Search code examples
c++c++11x86memory-modelstdatomic

x86 relaxed ordering performance?


Since intel provides strong hardware memory model, is there any advantage at all to using "memory_order_relaxed" in a C++11 program? Or just leave it at default "sequential consistent" since it makes no difference?


Solution

  • Like most answers in computer science, the answer to this is "that depends."

    First of all, the idea that sequentially consistent ordering never carries any penalty is incorrect. Depending on your code (and possibly compiler), it can and will carry a penalty.

    Second, to make intelligent decisions about the memory ordering constraints, you need to think about (and understand) how you're using the data involved.

    memory_order_relaxed is useful for something like a standalone counter that needs to be atomic, but isn't directly related to something else so it doesn't need to be consistent with any "something else". The typical example would be a reference count, such as in shared_ptr or some older implementations of std::string. In this case, we just need to assure that the counter is incremented and decremented atomically, and that modifications to it are visible to all threads. But, particularly, there's not any related data with which it needs to remain consistent, so we don't care much about it's ordering with respect to anything else.
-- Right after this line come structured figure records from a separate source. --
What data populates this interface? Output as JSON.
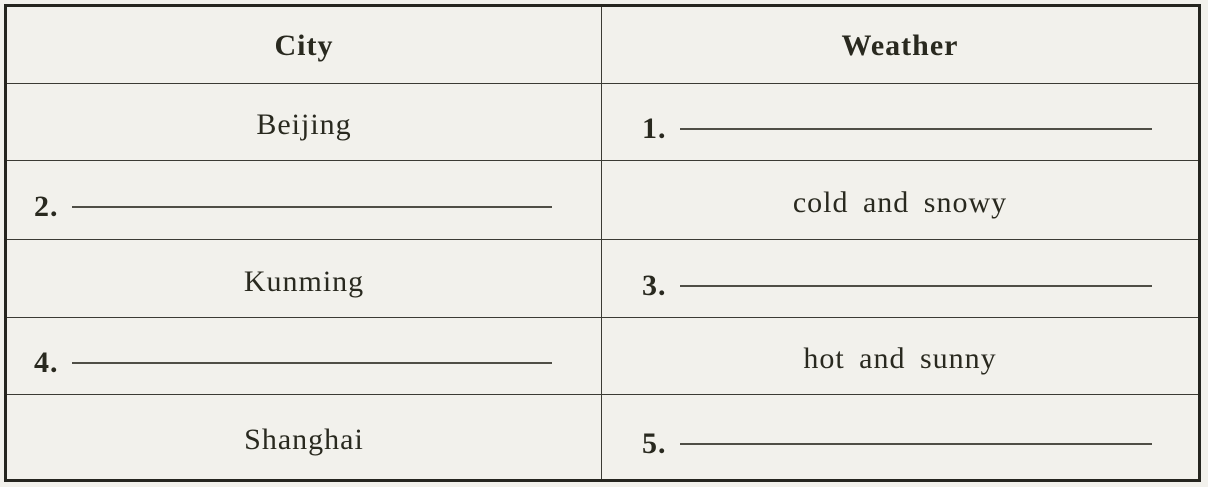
{
  "table": {
    "columns": [
      "City",
      "Weather"
    ],
    "rows": [
      {
        "city": "Beijing",
        "weather_blank_number": "1."
      },
      {
        "city_blank_number": "2.",
        "weather": "cold and snowy"
      },
      {
        "city": "Kunming",
        "weather_blank_number": "3."
      },
      {
        "city_blank_number": "4.",
        "weather": "hot and sunny"
      },
      {
        "city": "Shanghai",
        "weather_blank_number": "5."
      }
    ]
  },
  "colors": {
    "paper": "#f2f1ec",
    "border": "#25251f",
    "grid_line": "#3b3b34",
    "text": "#29291f",
    "blank_line": "#4f4e46"
  }
}
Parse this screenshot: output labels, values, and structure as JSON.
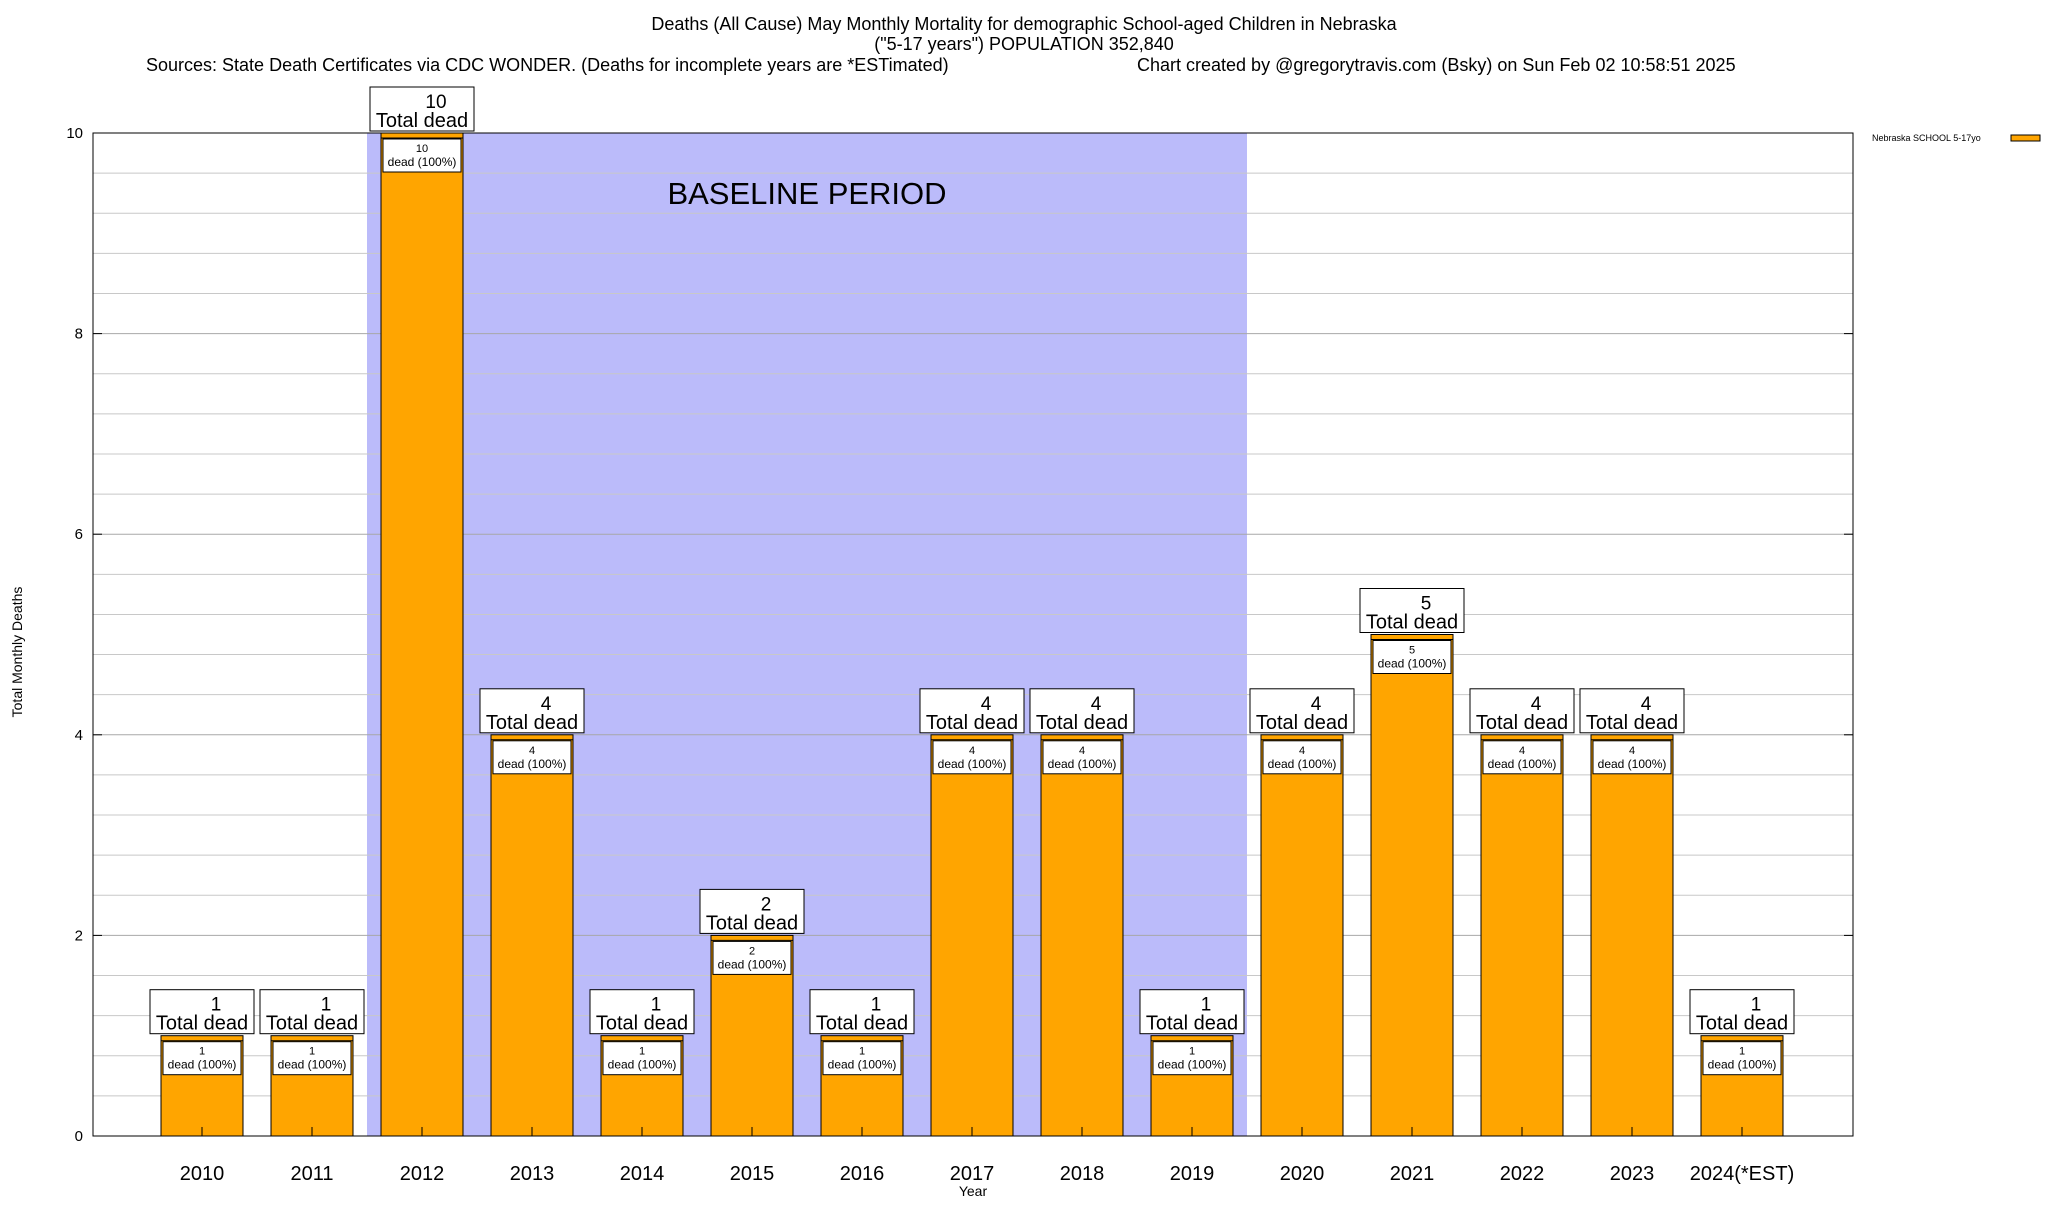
{
  "chart_data": {
    "type": "bar",
    "title_lines": [
      "Deaths (All Cause) May Monthly Mortality for demographic School-aged Children in Nebraska",
      "(\"5-17 years\") POPULATION 352,840"
    ],
    "sources": "Sources: State Death Certificates via CDC WONDER. (Deaths for incomplete years are *ESTimated)",
    "credit": "Chart created by @gregorytravis.com (Bsky) on Sun Feb 02 10:58:51 2025",
    "xlabel": "Year",
    "ylabel": "Total Monthly Deaths",
    "ylim": [
      0,
      10
    ],
    "yticks": [
      "0",
      "2",
      "4",
      "6",
      "8",
      "10"
    ],
    "categories": [
      "2010",
      "2011",
      "2012",
      "2013",
      "2014",
      "2015",
      "2016",
      "2017",
      "2018",
      "2019",
      "2020",
      "2021",
      "2022",
      "2023",
      "2024(*EST)"
    ],
    "series": [
      {
        "name": "Nebraska SCHOOL 5-17yo",
        "color": "#ffa500",
        "values": [
          1,
          1,
          10,
          4,
          1,
          2,
          1,
          4,
          4,
          1,
          4,
          5,
          4,
          4,
          1
        ]
      }
    ],
    "bar_labels": [
      "1",
      "1",
      "10",
      "4",
      "1",
      "2",
      "1",
      "4",
      "4",
      "1",
      "4",
      "5",
      "4",
      "4",
      "1"
    ],
    "total_label_text": "Total dead",
    "inner_label_text": "dead (100%)",
    "baseline": {
      "label": "BASELINE PERIOD",
      "from": "2012",
      "to": "2019",
      "color": "#bbbbfa"
    },
    "legend_position": "top-right",
    "grid": true
  }
}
    Sequentially Consistent ordering is pretty much at the opposite extreme. It's probably the easiest to apply--you write the code just about like it was single threaded, and the implementation assures that it works correctly (that's not to say you don't have to take threading into account at all, but sequentially consistent ordering generally requires the least thought about it, but is also generally the slowest model).
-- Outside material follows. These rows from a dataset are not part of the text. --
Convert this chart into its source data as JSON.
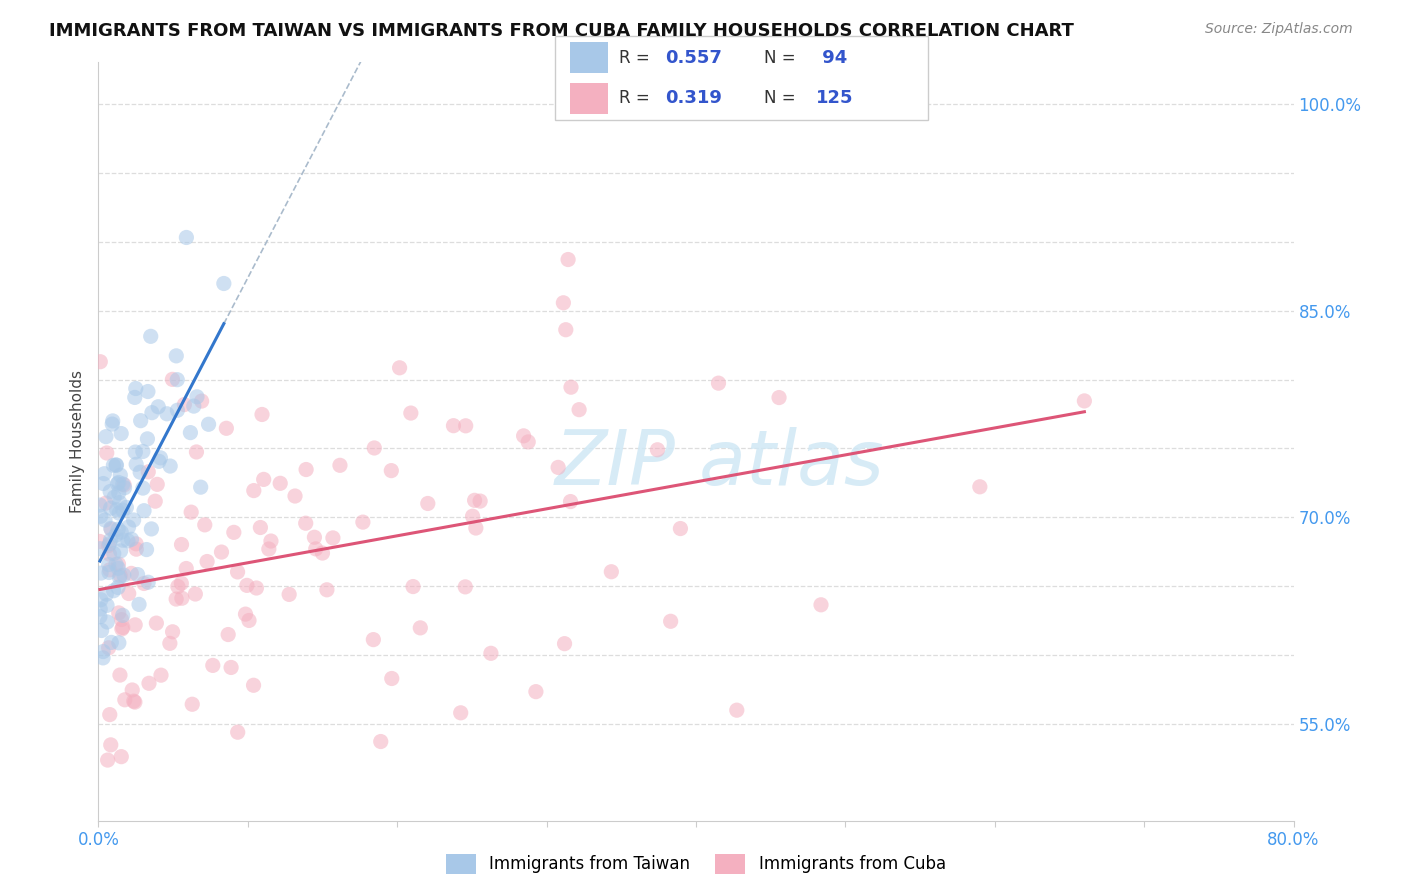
{
  "title": "IMMIGRANTS FROM TAIWAN VS IMMIGRANTS FROM CUBA FAMILY HOUSEHOLDS CORRELATION CHART",
  "source": "Source: ZipAtlas.com",
  "ylabel": "Family Households",
  "xmin": 0.0,
  "xmax": 0.8,
  "ymin": 0.48,
  "ymax": 1.03,
  "yticks": [
    0.55,
    0.6,
    0.65,
    0.7,
    0.75,
    0.8,
    0.85,
    0.9,
    0.95,
    1.0
  ],
  "ytick_labels": [
    "55.0%",
    "",
    "",
    "70.0%",
    "",
    "",
    "85.0%",
    "",
    "",
    "100.0%"
  ],
  "xticks": [
    0.0,
    0.1,
    0.2,
    0.3,
    0.4,
    0.5,
    0.6,
    0.7,
    0.8
  ],
  "xtick_labels": [
    "0.0%",
    "",
    "",
    "",
    "",
    "",
    "",
    "",
    "80.0%"
  ],
  "taiwan_color": "#a8c8e8",
  "cuba_color": "#f4b0c0",
  "taiwan_R": 0.557,
  "taiwan_N": 94,
  "cuba_R": 0.319,
  "cuba_N": 125,
  "taiwan_line_color": "#3377cc",
  "cuba_line_color": "#dd5577",
  "taiwan_dash_color": "#aabbcc",
  "legend_R_color": "#3355cc",
  "legend_text_color": "#333333",
  "background_color": "#ffffff",
  "grid_color": "#dddddd",
  "tick_color": "#4499ee",
  "watermark_color": "#d0e8f5",
  "title_fontsize": 13,
  "source_fontsize": 10,
  "tick_fontsize": 12,
  "ylabel_fontsize": 11,
  "scatter_size": 120,
  "scatter_alpha": 0.55,
  "line_width": 2.2
}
    Acquire/release consistency are normally used when you have two or more related pieces of information, and you need to assure that one only becomes visible before/after the other. For one example that I dealt with recently, let's assume you're building something roughly like an in-memory database. You have some data, and you have some metadata (and you're storing each more or less separately).

    The metadata is used (among other things) for searching the database. We want to assure that if somebody finds some particular data that the data they found will actually be present in the database.

    To assure this, we want to assure that the data is always present before the metadata and continues to exist at least as long as the metadata. The database would be inconsistent if somebody could search the database using the metadata, and find some data it wants to use, when that data isn't actually present.

    So in this case, when we're adding a record, we need to assure that we add the data first, then add the metadata--and the compiler must not rearrange the two. Likewise, when we're deleting a record, we need to delete the metadata (so nobody will find the data), then delete the data itself. In the case of the data itself, chances are we have a reference count to keep track of how many clients are currently accessing that data, to assure that we don't delete it while somebody is trying to use it.

    So in this case, we can use acquire/release semantics for the metadata and data, and relaxed ordering for the reference count. Or, if we want to keep our code as simple as possible, we could use sequential consistency throughout--even though it might (and probably will) carry at least some penalty.